Comía poco y se levantaba al oscurecer para perder la noche buscando en los cafetines del Bajo la cara o el gesto familiar que pudieran guiarlo hasta María Bonita. Había encontrado, en la esquina de la pensión, un café sucio y en ruinas, se había hecho dueño de una mesa junto a la ventana empañada de grasa, cerrada siempre contra una ciudad de nieblas y fantasmas. Por una copa que prolongaba durante horas, compraba el derecho a examinar los fracasos de la noche anterior, las esperanzas e intuiciones de la próxima. Peligrosamente, el gran tema de su regreso a la capital era cada vez menos María Bonita y el negocio, cada madrugada más él mismo, Junta, la juventud y el pasado.
Envejecido, con la conciencia de la camisa sucia, del vello en las orejas, de los tacos torcidos, de la soledad y el rechazo, tocaba con la lengua la copita de cazalla e iba formando al Junta cruel y joven, rabioso por vivir, al Junta de las noches heroicas y codiciosas.

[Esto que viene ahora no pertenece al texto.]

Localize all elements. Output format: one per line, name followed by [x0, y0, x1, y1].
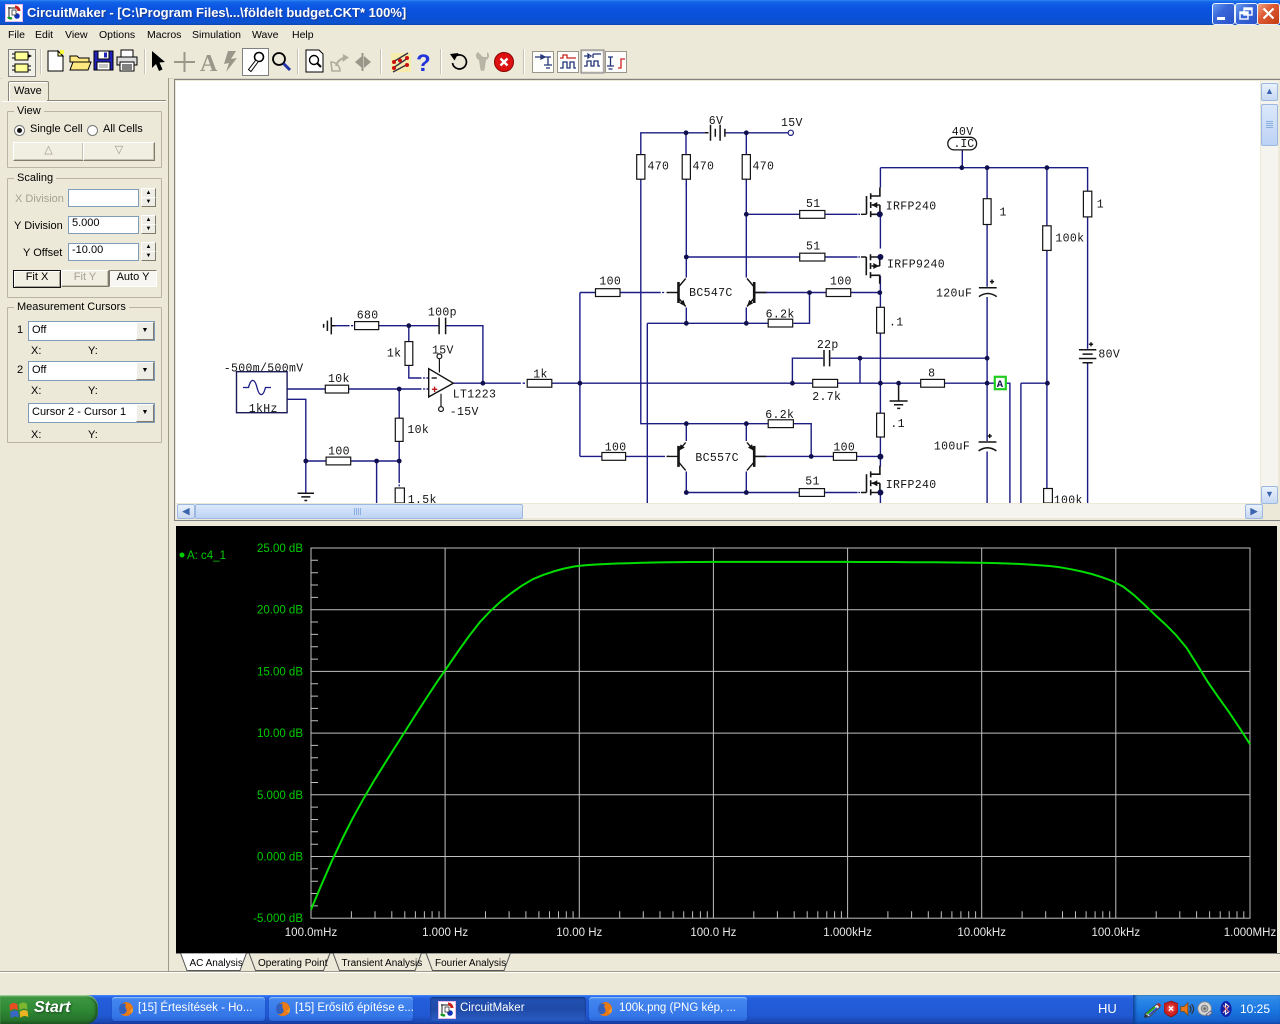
svg-text:A: A — [997, 379, 1004, 391]
svg-text:15V: 15V — [781, 117, 803, 130]
svg-text:100: 100 — [599, 275, 621, 288]
svg-text:IRFP240: IRFP240 — [886, 201, 937, 214]
svg-text:15V: 15V — [432, 345, 454, 358]
svg-text:Transient Analysis: Transient Analysis — [342, 958, 423, 969]
svg-text:100.0mHz: 100.0mHz — [285, 927, 338, 939]
svg-text:10k: 10k — [407, 424, 429, 437]
svg-text:40V: 40V — [952, 126, 974, 139]
svg-text:6.2k: 6.2k — [765, 409, 794, 422]
svg-text:1k: 1k — [387, 348, 402, 361]
svg-text:51: 51 — [805, 476, 820, 489]
svg-text:6.2k: 6.2k — [766, 308, 795, 321]
svg-text:Fourier Analysis: Fourier Analysis — [435, 958, 506, 969]
svg-text:15.00 dB: 15.00 dB — [257, 666, 303, 678]
svg-text:Operating Point: Operating Point — [258, 958, 328, 969]
svg-text:10.00 dB: 10.00 dB — [257, 728, 303, 740]
svg-text:10.00kHz: 10.00kHz — [957, 927, 1006, 939]
svg-text:80V: 80V — [1098, 349, 1120, 362]
svg-text:100: 100 — [605, 442, 627, 455]
svg-text:100p: 100p — [428, 307, 457, 320]
svg-text:22p: 22p — [817, 339, 839, 352]
svg-text:5.000 dB: 5.000 dB — [257, 790, 303, 802]
svg-text:2.7k: 2.7k — [812, 391, 841, 404]
svg-text:1: 1 — [1097, 199, 1104, 212]
svg-text:100uF: 100uF — [934, 440, 970, 453]
svg-text:.IC: .IC — [954, 138, 975, 151]
svg-text:.1: .1 — [889, 316, 904, 329]
svg-text:-500m/500mV: -500m/500mV — [224, 363, 304, 376]
svg-text:20.00 dB: 20.00 dB — [257, 605, 303, 617]
svg-text:A: c4_1: A: c4_1 — [187, 550, 226, 562]
svg-text:IRFP240: IRFP240 — [886, 479, 937, 492]
svg-text:25.00 dB: 25.00 dB — [257, 543, 303, 555]
svg-text:470: 470 — [648, 161, 670, 174]
svg-text:470: 470 — [753, 161, 775, 174]
svg-text:?: ? — [416, 50, 431, 77]
svg-text:1k: 1k — [533, 369, 548, 382]
svg-text:BC547C: BC547C — [689, 287, 733, 300]
svg-text:BC557C: BC557C — [695, 452, 739, 465]
svg-text:10.00 Hz: 10.00 Hz — [556, 927, 602, 939]
svg-text:-5.000 dB: -5.000 dB — [253, 913, 303, 925]
svg-text:51: 51 — [806, 198, 821, 211]
svg-text:1: 1 — [1000, 207, 1007, 220]
svg-text:1.000kHz: 1.000kHz — [823, 927, 872, 939]
svg-text:100k: 100k — [1054, 495, 1083, 503]
svg-text:A: A — [200, 51, 218, 77]
svg-text:100: 100 — [833, 442, 855, 455]
svg-text:100.0 Hz: 100.0 Hz — [690, 927, 736, 939]
svg-text:1.5k: 1.5k — [408, 494, 437, 503]
svg-text:10k: 10k — [328, 373, 350, 386]
svg-text:680: 680 — [357, 309, 379, 322]
svg-text:8: 8 — [928, 367, 935, 380]
svg-text:6V: 6V — [709, 115, 724, 128]
svg-text:100k: 100k — [1055, 232, 1084, 245]
svg-text:120uF: 120uF — [936, 288, 972, 301]
svg-text:AC Analysis: AC Analysis — [190, 958, 243, 969]
svg-text:51: 51 — [806, 241, 821, 254]
svg-text:-15V: -15V — [450, 406, 479, 419]
svg-text:100: 100 — [328, 446, 350, 459]
svg-text:100: 100 — [830, 275, 852, 288]
svg-text:.1: .1 — [890, 418, 905, 431]
svg-text:1.000MHz: 1.000MHz — [1224, 927, 1277, 939]
svg-text:0.000 dB: 0.000 dB — [257, 852, 303, 864]
svg-text:470: 470 — [693, 161, 715, 174]
svg-text:100.0kHz: 100.0kHz — [1092, 927, 1141, 939]
svg-text:IRFP9240: IRFP9240 — [887, 258, 945, 271]
svg-text:1kHz: 1kHz — [249, 403, 278, 416]
svg-text:1.000 Hz: 1.000 Hz — [422, 927, 468, 939]
svg-text:LT1223: LT1223 — [453, 388, 497, 401]
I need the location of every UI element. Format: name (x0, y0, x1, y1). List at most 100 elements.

Al principio había sido aquella grosera cosa, aquel oficinista de veinte años que trataba de satisfacer un orgullo, también grosero, instintivo, con todo lo que pudiera obtener gratis de las mujeres. Después, no se sabe cuándo, tan evidente como la pubertad, una dolencia o un vicio, segura, instalada para siempre, apareció la vocación. Casi nada, al principio; nada más que decisiones caprichosas en esquinas de suburbios, gratuitas crueldades en los reservados para familias de los bares, un frenético desprecio por las confesiones de los amigos. Nada más que eso y la debilidad, la angustia de saberse distinto a los demás, la extraña vergüenza de mentir, de imitar opiniones y frases para ser tolerado, sin la convicción necesaria para aceptar la soledad. Mantenido alerta por la intuición de que su destino, aquella forma de ser, que ansiaba y en la que creía vagamente, no podía cumplirse en la soledad.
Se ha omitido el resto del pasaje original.